Federer résiste au langage religieux


Roger Federer, vainqueur du tournoi de Melbourne. On pouvait craindre le pire. Le pire ne s’est pas produit. Les titres des journaux romands ont été triomphants par la dimension de leurs caractères. Ils sont restés sobres par leurs contenus. Notées au vol, deux exceptions. Affichées curieusement par des quotidiens peu suspects de frivolité. L’un parle en titre de première page de «résurrection». L’autre proclame, en surcharge d’une photo du champion procédant à l’élévation de son trophée, «La canonisation attendra». C’est certain, Federer n’est pas encore sportivement mort.
Si prisé par la presse, le vocabulaire religieux cède ici clairement le pas au lexique de la chanson de geste. Il est question d’exploit, de légende, de héros, de «combat épique». «Il n’y a qu’un seul dieu dans le ciel du tennis», laisse néanmoins filer une plume de la presse régionale lémanique. Cette confession d’un monothéisme de la petite balle jaune coiffe «dieu» d’une minuscule, histoire de le désacraliser un brin.
Les narrations sportives ne sont pas avares de miracles et de souffrances christiques. Tel coureur cycliste vit un «calvaire» dans l’ascension du Mont Ventoux. Tel gardien de football se voit «crucifié» par une reprise de volée à dix mètres de la ligne de but. La «résurrection» de Federer s’inscrit dans cette nouvelle mouture du récit néotestamentaire.
Les appareils théologique et ecclésial sont aussi convoqués. Sur les pavés, les coureurs cyclistes retrouvent chaque printemps «l’enfer du Nord». On salue l’arrivée d’un Messie lorsqu’un presque homonyme, diablotin des pelouses, permet au «Barça» d’emporter la victoire dans les arrêts de jeu. L’évocation de la «canonisation» d’un virtuose de la raquette, elle, est moins banale. Le sport ne manque pourtant ni de saints ni de martyrs. Sur les stades, où s’exprime la « ferveur» du public, s’abat parfois un «silence de cathédrale».
Ce temps des églises désertes laisse de curieux vestiges. Le religieux survit dans les arènes sportives. Aujourd’hui épuisé, un livre paru au début des années 1990 s’intitule Dieu dans le stade.

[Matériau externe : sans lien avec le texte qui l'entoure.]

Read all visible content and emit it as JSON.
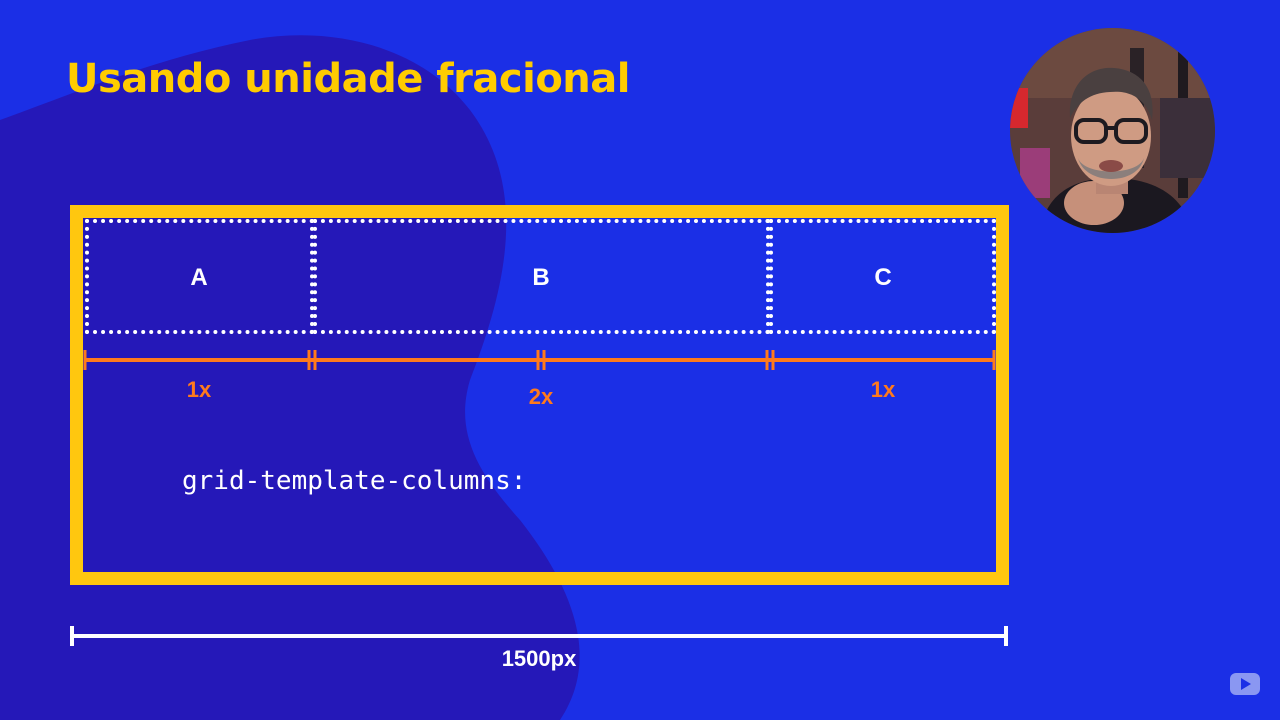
{
  "slide": {
    "title": "Usando unidade fracional",
    "code_line": "grid-template-columns:",
    "total_width_label": "1500px"
  },
  "grid": {
    "columns": [
      {
        "label": "A",
        "fraction_label": "1x",
        "fr": 1
      },
      {
        "label": "B",
        "fraction_label": "2x",
        "fr": 2
      },
      {
        "label": "C",
        "fraction_label": "1x",
        "fr": 1
      }
    ]
  },
  "colors": {
    "background": "#1b2fe6",
    "background_shape": "#2518b8",
    "title": "#ffcc00",
    "frame": "#ffc70f",
    "measure_line": "#ff7a1c",
    "cell_border": "#ffffff",
    "text": "#ffffff"
  },
  "icons": {
    "webcam": "presenter-webcam",
    "corner_badge": "youtube-play-icon"
  }
}
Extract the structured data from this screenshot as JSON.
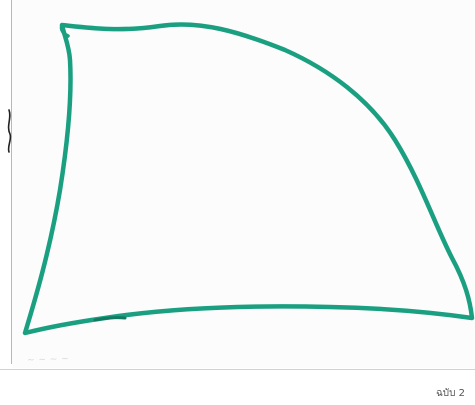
{
  "figure": {
    "caption": "ฉบับ 2",
    "bleed_through_text": "~ ~ ~ ~",
    "stroke_color": "#1aa080",
    "shape_icon": "hand-drawn-quadrilateral"
  }
}
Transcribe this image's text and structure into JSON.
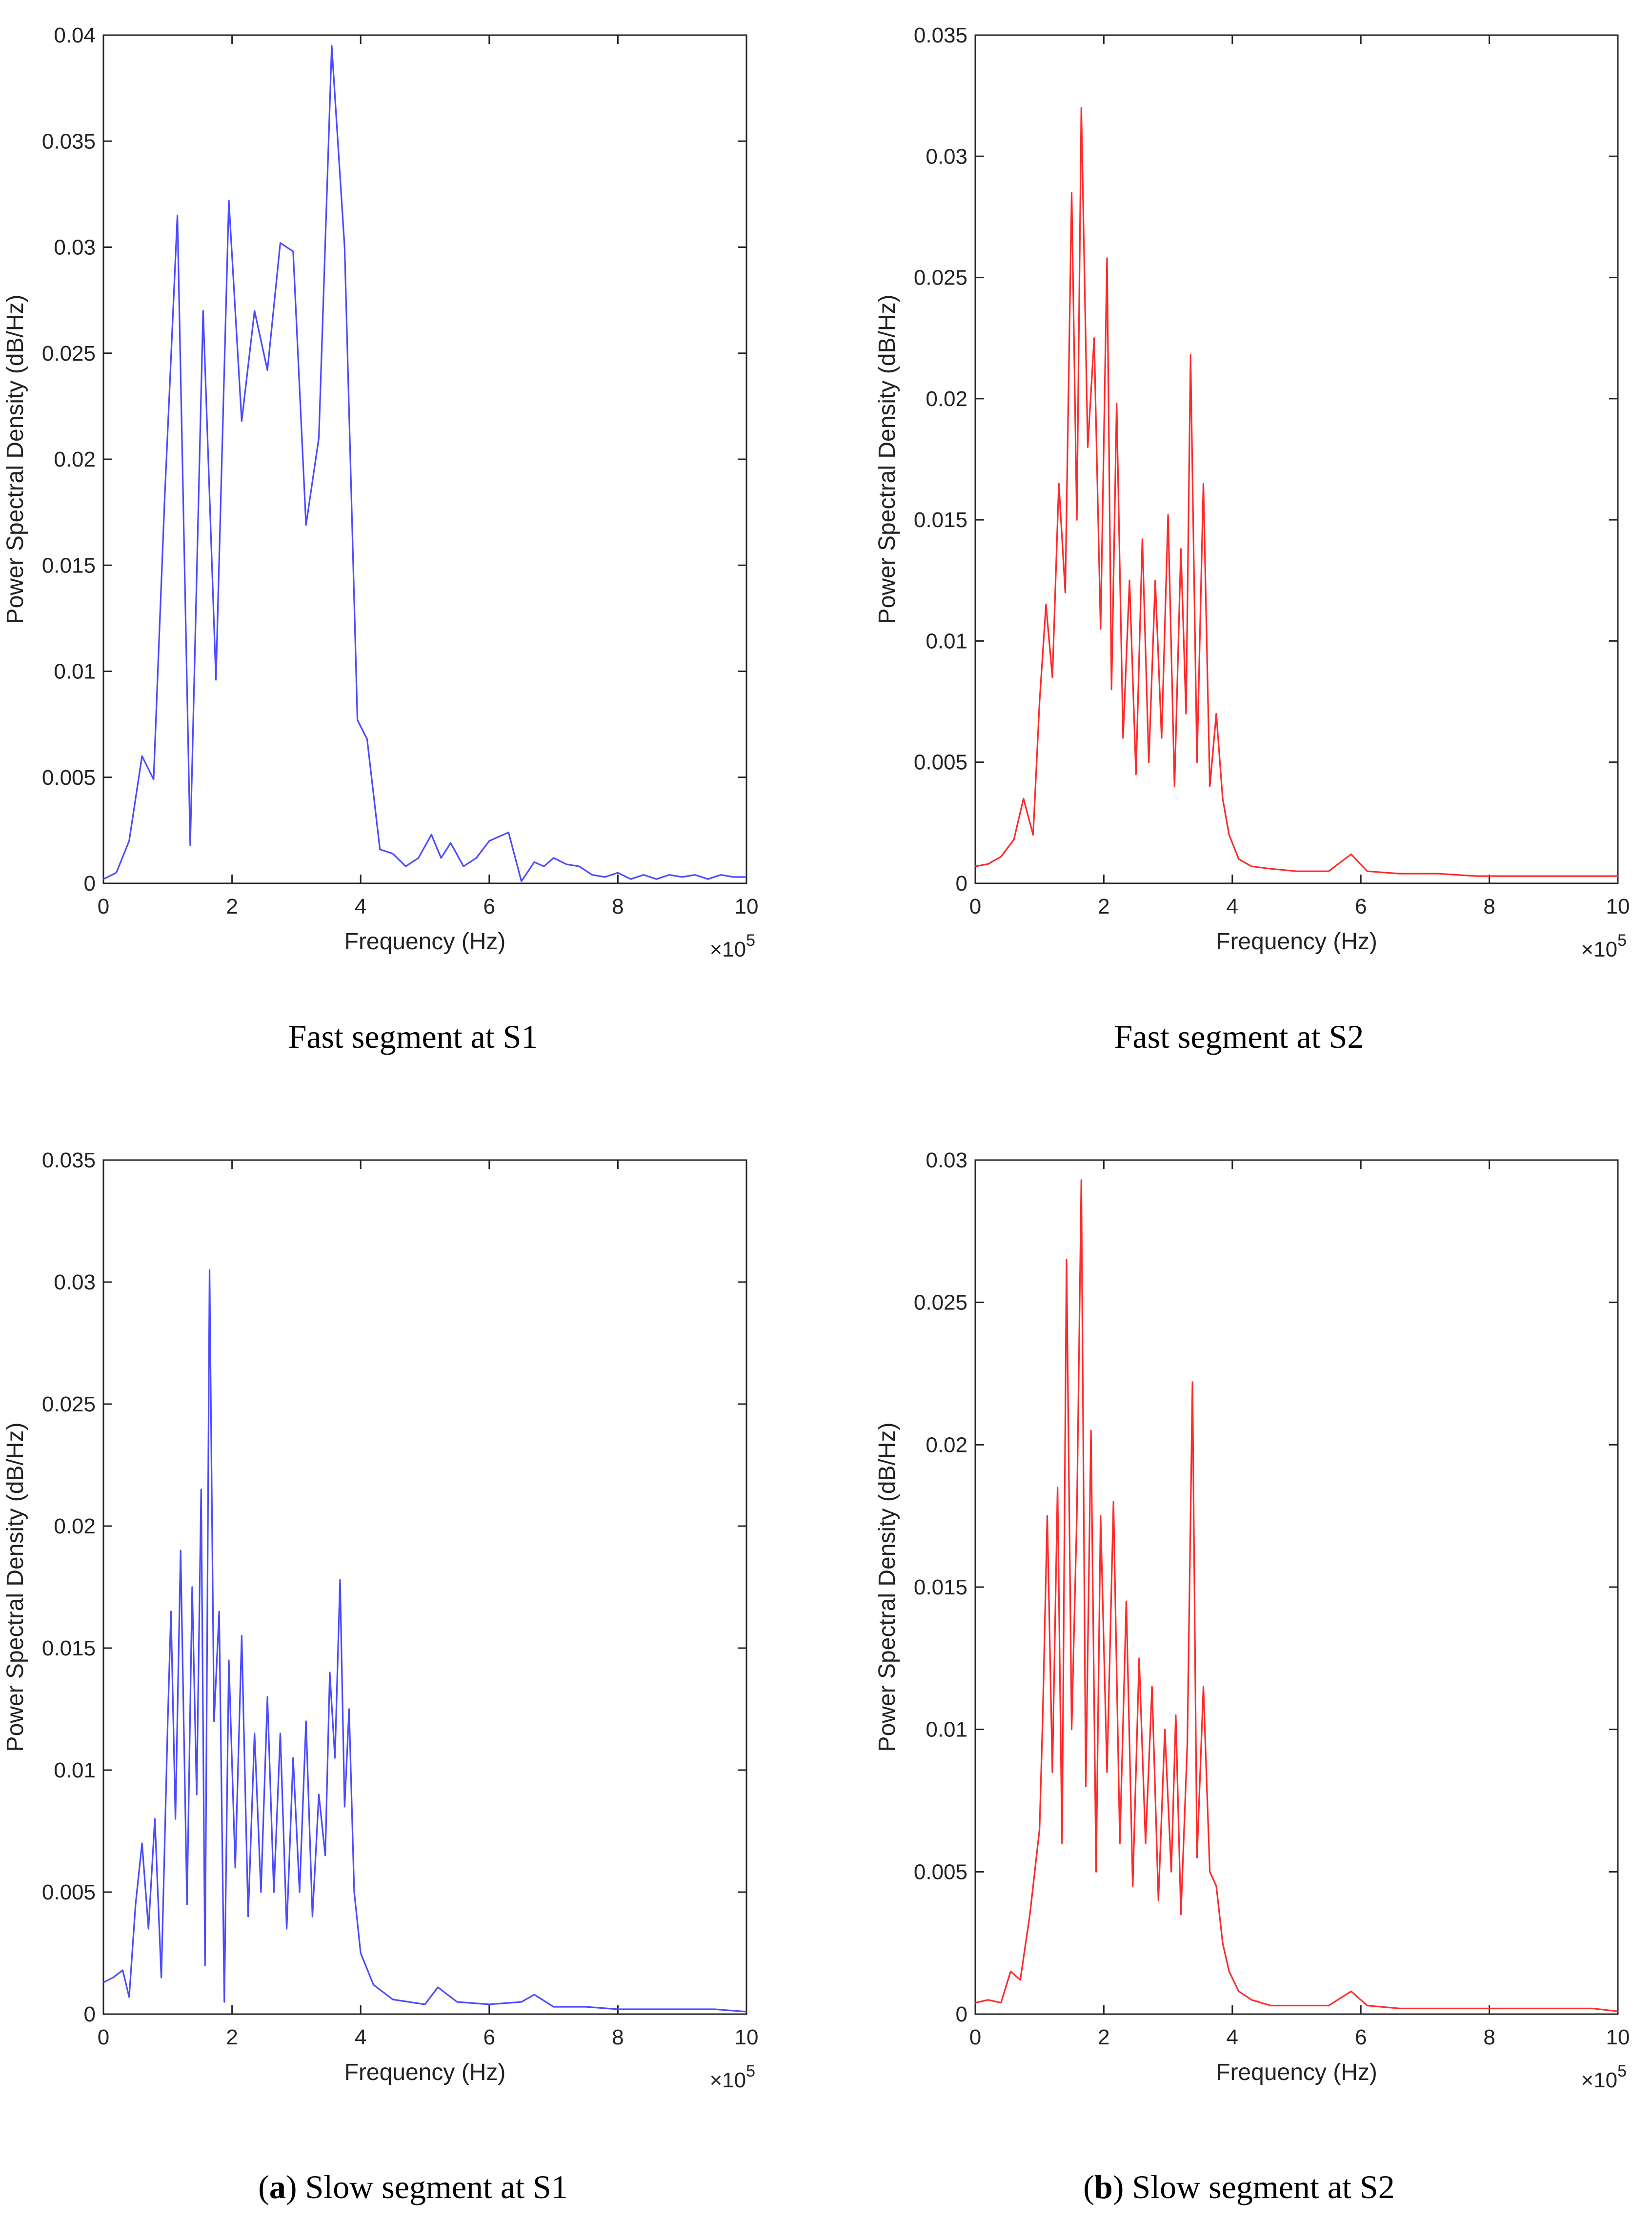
{
  "colors": {
    "blue": "#4b4bff",
    "red": "#ff2a2a",
    "axis": "#262626"
  },
  "chart_data": [
    {
      "type": "line",
      "caption_prefix": "",
      "caption_bold": "",
      "caption_suffix": "Fast segment at S1",
      "xlabel": "Frequency (Hz)",
      "ylabel": "Power Spectral Density (dB/Hz)",
      "x_exponent_base": "×10",
      "x_exponent_power": "5",
      "xlim": [
        0,
        10
      ],
      "ylim": [
        0,
        0.04
      ],
      "xticks": [
        "0",
        "2",
        "4",
        "6",
        "8",
        "10"
      ],
      "yticks": [
        "0",
        "0.005",
        "0.01",
        "0.015",
        "0.02",
        "0.025",
        "0.03",
        "0.035",
        "0.04"
      ],
      "series": [
        {
          "name": "Fast segment at S1",
          "color": "blue",
          "x": [
            0,
            0.2,
            0.4,
            0.6,
            0.78,
            0.95,
            1.15,
            1.35,
            1.55,
            1.75,
            1.95,
            2.15,
            2.35,
            2.55,
            2.75,
            2.95,
            3.15,
            3.35,
            3.55,
            3.75,
            3.95,
            4.1,
            4.3,
            4.5,
            4.7,
            4.9,
            5.1,
            5.25,
            5.4,
            5.6,
            5.8,
            6.0,
            6.3,
            6.5,
            6.7,
            6.85,
            7.0,
            7.2,
            7.4,
            7.6,
            7.8,
            8.0,
            8.2,
            8.4,
            8.6,
            8.8,
            9.0,
            9.2,
            9.4,
            9.6,
            9.8,
            10.0
          ],
          "y": [
            0.0002,
            0.0005,
            0.002,
            0.006,
            0.0049,
            0.018,
            0.0315,
            0.0018,
            0.027,
            0.0096,
            0.0322,
            0.0218,
            0.027,
            0.0242,
            0.0302,
            0.0298,
            0.0169,
            0.021,
            0.0395,
            0.03,
            0.0077,
            0.0068,
            0.0016,
            0.0014,
            0.0008,
            0.0012,
            0.0023,
            0.0012,
            0.0019,
            0.0008,
            0.0012,
            0.002,
            0.0024,
            0.0001,
            0.001,
            0.0008,
            0.0012,
            0.0009,
            0.0008,
            0.0004,
            0.0003,
            0.0005,
            0.0002,
            0.0004,
            0.0002,
            0.0004,
            0.0003,
            0.0004,
            0.0002,
            0.0004,
            0.0003,
            0.0003
          ]
        }
      ]
    },
    {
      "type": "line",
      "caption_prefix": "",
      "caption_bold": "",
      "caption_suffix": "Fast segment at S2",
      "xlabel": "Frequency (Hz)",
      "ylabel": "Power Spectral Density (dB/Hz)",
      "x_exponent_base": "×10",
      "x_exponent_power": "5",
      "xlim": [
        0,
        10
      ],
      "ylim": [
        0,
        0.035
      ],
      "xticks": [
        "0",
        "2",
        "4",
        "6",
        "8",
        "10"
      ],
      "yticks": [
        "0",
        "0.005",
        "0.01",
        "0.015",
        "0.02",
        "0.025",
        "0.03",
        "0.035"
      ],
      "series": [
        {
          "name": "Fast segment at S2",
          "color": "red",
          "x": [
            0,
            0.2,
            0.4,
            0.6,
            0.75,
            0.9,
            1.0,
            1.1,
            1.2,
            1.3,
            1.4,
            1.5,
            1.58,
            1.65,
            1.75,
            1.85,
            1.95,
            2.05,
            2.12,
            2.2,
            2.3,
            2.4,
            2.5,
            2.6,
            2.7,
            2.8,
            2.9,
            3.0,
            3.1,
            3.2,
            3.28,
            3.35,
            3.45,
            3.55,
            3.65,
            3.75,
            3.85,
            3.95,
            4.1,
            4.3,
            4.6,
            5.0,
            5.5,
            5.85,
            6.1,
            6.6,
            7.2,
            7.8,
            8.4,
            9.0,
            9.6,
            10.0
          ],
          "y": [
            0.0007,
            0.0008,
            0.0011,
            0.0018,
            0.0035,
            0.002,
            0.0075,
            0.0115,
            0.0085,
            0.0165,
            0.012,
            0.0285,
            0.015,
            0.032,
            0.018,
            0.0225,
            0.0105,
            0.0258,
            0.008,
            0.0198,
            0.006,
            0.0125,
            0.0045,
            0.0142,
            0.005,
            0.0125,
            0.006,
            0.0152,
            0.004,
            0.0138,
            0.007,
            0.0218,
            0.005,
            0.0165,
            0.004,
            0.007,
            0.0035,
            0.002,
            0.001,
            0.0007,
            0.0006,
            0.0005,
            0.0005,
            0.0012,
            0.0005,
            0.0004,
            0.0004,
            0.0003,
            0.0003,
            0.0003,
            0.0003,
            0.0003
          ]
        }
      ]
    },
    {
      "type": "line",
      "caption_prefix": "(",
      "caption_bold": "a",
      "caption_suffix": ") Slow segment at S1",
      "xlabel": "Frequency (Hz)",
      "ylabel": "Power Spectral Density (dB/Hz)",
      "x_exponent_base": "×10",
      "x_exponent_power": "5",
      "xlim": [
        0,
        10
      ],
      "ylim": [
        0,
        0.035
      ],
      "xticks": [
        "0",
        "2",
        "4",
        "6",
        "8",
        "10"
      ],
      "yticks": [
        "0",
        "0.005",
        "0.01",
        "0.015",
        "0.02",
        "0.025",
        "0.03",
        "0.035"
      ],
      "series": [
        {
          "name": "Slow segment at S1",
          "color": "blue",
          "x": [
            0,
            0.15,
            0.3,
            0.4,
            0.5,
            0.6,
            0.7,
            0.8,
            0.9,
            1.0,
            1.05,
            1.12,
            1.2,
            1.3,
            1.38,
            1.45,
            1.52,
            1.58,
            1.65,
            1.72,
            1.8,
            1.88,
            1.95,
            2.05,
            2.15,
            2.25,
            2.35,
            2.45,
            2.55,
            2.65,
            2.75,
            2.85,
            2.95,
            3.05,
            3.15,
            3.25,
            3.35,
            3.45,
            3.52,
            3.6,
            3.68,
            3.75,
            3.82,
            3.9,
            4.0,
            4.2,
            4.5,
            5.0,
            5.2,
            5.5,
            6.0,
            6.5,
            6.7,
            7.0,
            7.5,
            8.0,
            8.5,
            9.0,
            9.5,
            10.0
          ],
          "y": [
            0.0013,
            0.0015,
            0.0018,
            0.0007,
            0.0045,
            0.007,
            0.0035,
            0.008,
            0.0015,
            0.012,
            0.0165,
            0.008,
            0.019,
            0.0045,
            0.0175,
            0.009,
            0.0215,
            0.002,
            0.0305,
            0.012,
            0.0165,
            0.0005,
            0.0145,
            0.006,
            0.0155,
            0.004,
            0.0115,
            0.005,
            0.013,
            0.005,
            0.0115,
            0.0035,
            0.0105,
            0.005,
            0.012,
            0.004,
            0.009,
            0.0065,
            0.014,
            0.0105,
            0.0178,
            0.0085,
            0.0125,
            0.005,
            0.0025,
            0.0012,
            0.0006,
            0.0004,
            0.0011,
            0.0005,
            0.0004,
            0.0005,
            0.0008,
            0.0003,
            0.0003,
            0.0002,
            0.0002,
            0.0002,
            0.0002,
            0.0001
          ]
        }
      ]
    },
    {
      "type": "line",
      "caption_prefix": "(",
      "caption_bold": "b",
      "caption_suffix": ") Slow segment at S2",
      "xlabel": "Frequency (Hz)",
      "ylabel": "Power Spectral Density (dB/Hz)",
      "x_exponent_base": "×10",
      "x_exponent_power": "5",
      "xlim": [
        0,
        10
      ],
      "ylim": [
        0,
        0.03
      ],
      "xticks": [
        "0",
        "2",
        "4",
        "6",
        "8",
        "10"
      ],
      "yticks": [
        "0",
        "0.005",
        "0.01",
        "0.015",
        "0.02",
        "0.025",
        "0.03"
      ],
      "series": [
        {
          "name": "Slow segment at S2",
          "color": "red",
          "x": [
            0,
            0.2,
            0.4,
            0.55,
            0.7,
            0.85,
            1.0,
            1.05,
            1.12,
            1.2,
            1.28,
            1.35,
            1.42,
            1.5,
            1.58,
            1.65,
            1.72,
            1.8,
            1.88,
            1.95,
            2.05,
            2.15,
            2.25,
            2.35,
            2.45,
            2.55,
            2.65,
            2.75,
            2.85,
            2.95,
            3.05,
            3.12,
            3.2,
            3.3,
            3.38,
            3.45,
            3.55,
            3.65,
            3.75,
            3.85,
            3.95,
            4.1,
            4.3,
            4.6,
            5.0,
            5.5,
            5.85,
            6.1,
            6.6,
            7.2,
            7.8,
            8.4,
            9.0,
            9.6,
            10.0
          ],
          "y": [
            0.0004,
            0.0005,
            0.0004,
            0.0015,
            0.0012,
            0.0035,
            0.0065,
            0.0105,
            0.0175,
            0.0085,
            0.0185,
            0.006,
            0.0265,
            0.01,
            0.0175,
            0.0293,
            0.008,
            0.0205,
            0.005,
            0.0175,
            0.0085,
            0.018,
            0.006,
            0.0145,
            0.0045,
            0.0125,
            0.006,
            0.0115,
            0.004,
            0.01,
            0.005,
            0.0105,
            0.0035,
            0.0095,
            0.0222,
            0.0055,
            0.0115,
            0.005,
            0.0045,
            0.0025,
            0.0015,
            0.0008,
            0.0005,
            0.0003,
            0.0003,
            0.0003,
            0.0008,
            0.0003,
            0.0002,
            0.0002,
            0.0002,
            0.0002,
            0.0002,
            0.0002,
            0.0001
          ]
        }
      ]
    }
  ]
}
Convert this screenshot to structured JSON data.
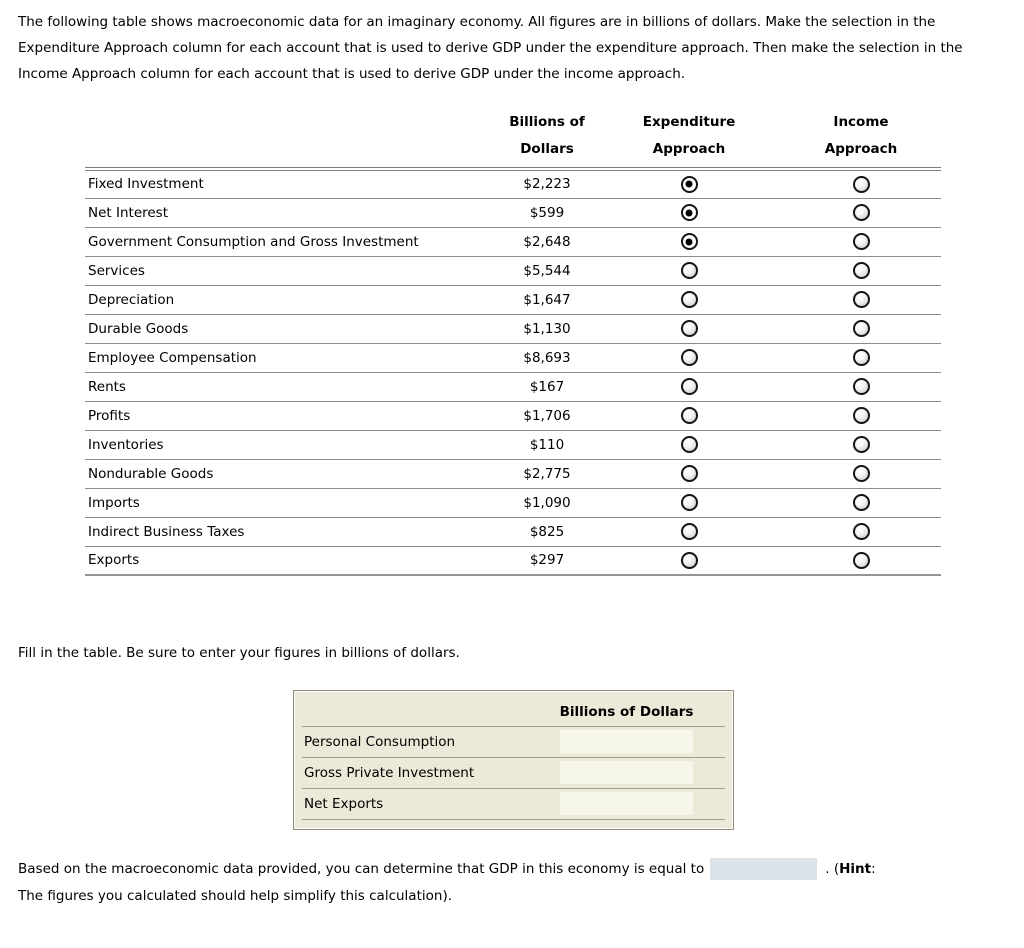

Son auteur, le journaliste Paul Bonnetain, s’étonne alors que les journalistes sportifs soient eux-mêmes si peu conscients de leur fréquent usage du langage religieux. Il note que les références à la religion s’imposent par leurs aspects pratiques et les images qu’elles véhiculent – observation que la désaffection envers la religion rend douteuse un quart de siècle plus tard. Il admet qu’elles portent à l’excès. Il discerne aussi une cohérence entre le comportement du public dans le stade et le vocabulaire des commentateurs.
Juste retour des choses? Dans ses épîtres, l’apôtre Paul ne reculait pas devant la métaphore sportive. Ainsi sa première lettre aux Corinthiens: «Ne savez-vous pas que dans les courses du stade, tous courent, mais un seul remporte le prix? Courez donc de manière à le remporter.»